11. Retirez l’aiguille du CAM et tamponnez doucement le site d’injection avec un coton-tige pour enlever tout sang ou excès de cellules cancéreuses.
12. Couvrir l’embryon dans le plat de pesée avec un couvercle et retourner l’embryon de poulet injecté dans l’incubateur.
13. Répétez la procédure avec l’embryon suivant jusqu’à ce que tous les embryons soient injectés.

4. Maintien de l’embryon pendant la croissance de la colonie métastatique

1. Inspectez visuellement les embryons. S’il y en a qui sont morts et / ou contaminés par des bactéries ou des moisissures, retirez-les de l’incubateur, autoclavez-les et jetez-les selon les procédures d’élimination en laboratoire.
   REMARQUE: Il est recommandé que les embryons soient inspectés tous les deux jours (jours 1, 3, 5 après l’injection de cellules cancéreuses) pour la croissance de colonies métastatiques. Évitez de déplacer inutilement les embryons injectés, car cela pourrait causer des dommages aux embryons et / ou la mort.
2. Si les cellules présentent une prolifération (les colonies métastatiques se chevauchent) ou une distribution inégale dans le tissu CAM (colonies métastatiques situées dans une petite sous-zone de la surface CAM), retirez cet embryon de l’expérience.

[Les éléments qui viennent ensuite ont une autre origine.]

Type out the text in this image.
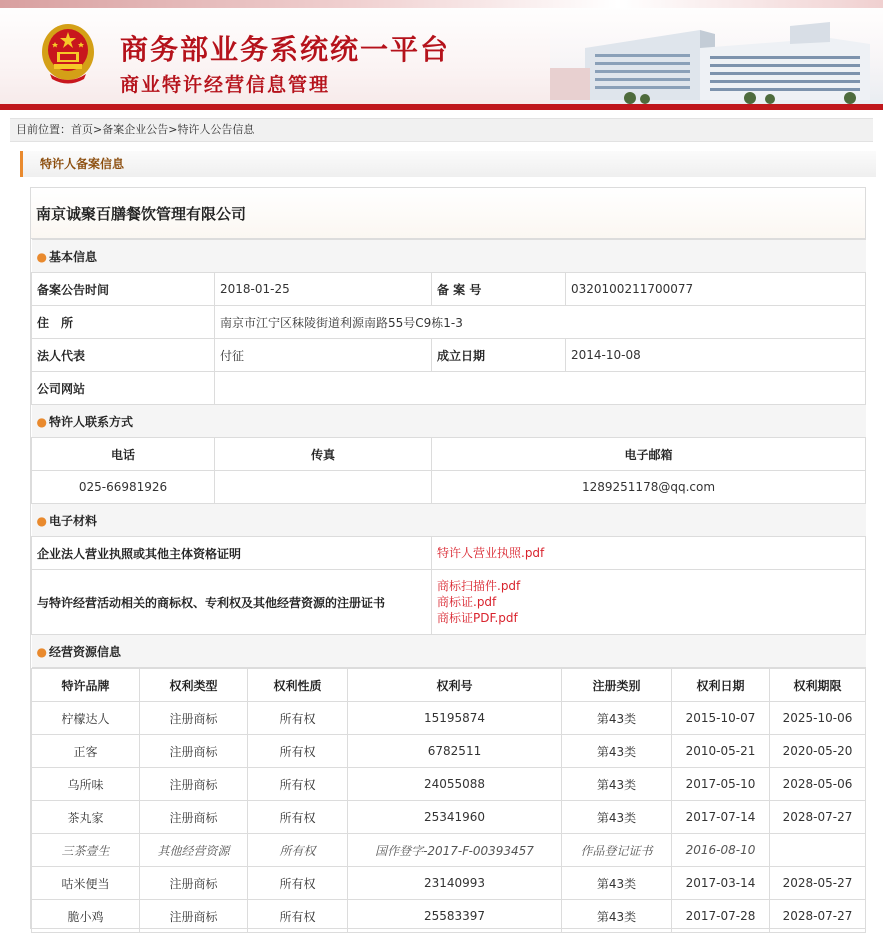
商务部业务系统统一平台
商业特许经营信息管理
目前位置：首页>备案企业公告>特许人公告信息
特许人备案信息
南京诚聚百膳餐饮管理有限公司
● 基本信息			
备案公告时间	2018-01-25	备 案 号	0320100211700077
住　所	南京市江宁区秣陵街道利源南路55号C9栋1-3		
法人代表	付征	成立日期	2014-10-08
公司网站			
● 特许人联系方式			
电话	传真	电子邮箱	
025-66981926		1289251178@qq.com	
● 电子材料			
企业法人营业执照或其他主体资格证明		特许人营业执照.pdf	

与特许经营活动相关的商标权、专利权及其他经营资源的注册证书		商标扫描件.pdf
商标证.pdf
商标证PDF.pdf	

● 经营资源信息			
特许品牌	权利类型	权利性质	权利号	注册类别	权利日期	权利期限
柠檬达人	注册商标	所有权	15195874	第43类	2015-10-07	2025-10-06
正客	注册商标	所有权	6782511	第43类	2010-05-21	2020-05-20
乌所味	注册商标	所有权	24055088	第43类	2017-05-10	2028-05-06
茶丸家	注册商标	所有权	25341960	第43类	2017-07-14	2028-07-27
三茶壹生	其他经营资源	所有权	国作登字-2017-F-00393457	作品登记证书	2016-08-10	
咕米便当	注册商标	所有权	23140993	第43类	2017-03-14	2028-05-27
脆小鸡	注册商标	所有权	25583397	第43类	2017-07-28	2028-07-27
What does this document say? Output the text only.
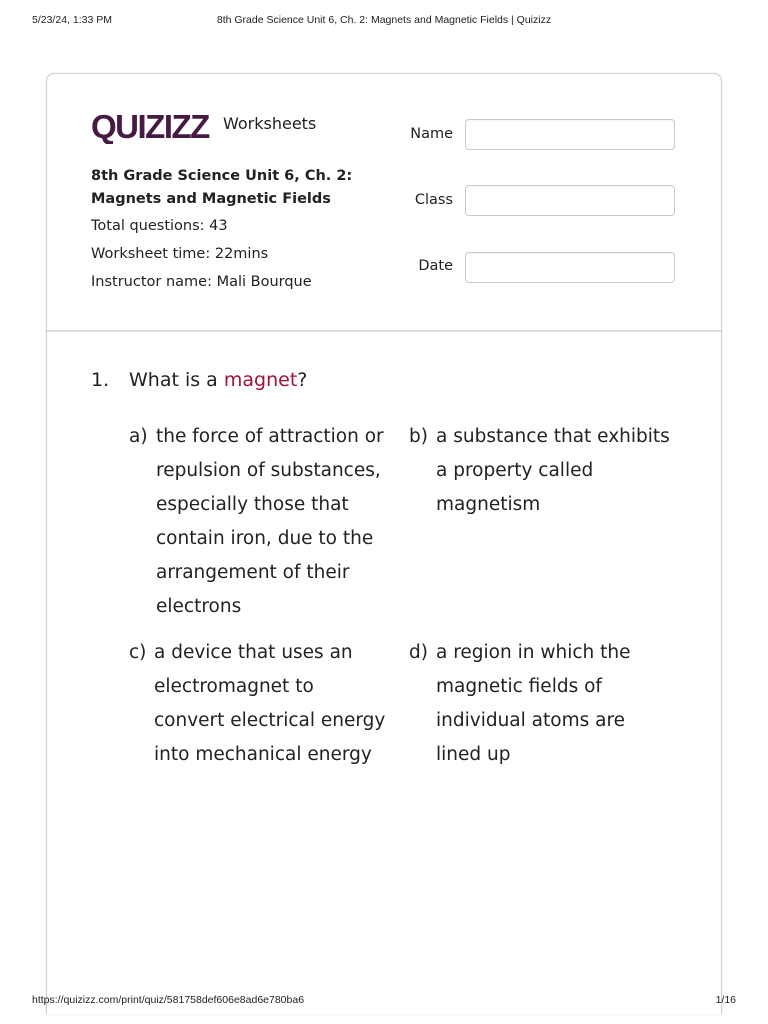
5/23/24, 1:33 PM	8th Grade Science Unit 6, Ch. 2: Magnets and Magnetic Fields | Quizizz
QUIZIZZ Worksheets
8th Grade Science Unit 6, Ch. 2: Magnets and Magnetic Fields
Total questions: 43
Worksheet time: 22mins
Instructor name: Mali Bourque
Name
Class
Date
1. What is a magnet?
a) the force of attraction or repulsion of substances, especially those that contain iron, due to the arrangement of their electrons
b) a substance that exhibits a property called magnetism
c) a device that uses an electromagnet to convert electrical energy into mechanical energy
d) a region in which the magnetic fields of individual atoms are lined up
https://quizizz.com/print/quiz/581758def606e8ad6e780ba6	1/16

Euthanasier les embryons mis au rebut par congélation à -20 °C (ou une autre méthode approuvée) immédiatement après leur retrait de l’expérience. Le nombre de cellules métastatiques viables dans le tissu CAM diminuera d’abord (jours 1-2), puis augmentera (jours 2-5).
   REMARQUE: Certains embryons peuvent « rejeter » les cellules cancéreuses, c’est-à-dire que toutes les cellules cancéreuses disparaîtront du tissu CAM. Ces embryons doivent être retirés de l’expérience. Normalement, les colonies de cellules cancéreuses peuvent être vues à travers le couvercle transparent sous le stéréomicroscope fluorescent sans ouvrir la boîte de pesée.
3. S’assurer que les colonies métastatiques semblent de forme uniforme (1 à 3 premiers jours après l’injection). Identifier les colonies métastatiques invasives ou non invasives aux jours 4 à 5 suivant l’injection (voir rubrique 5 pour plus de détails).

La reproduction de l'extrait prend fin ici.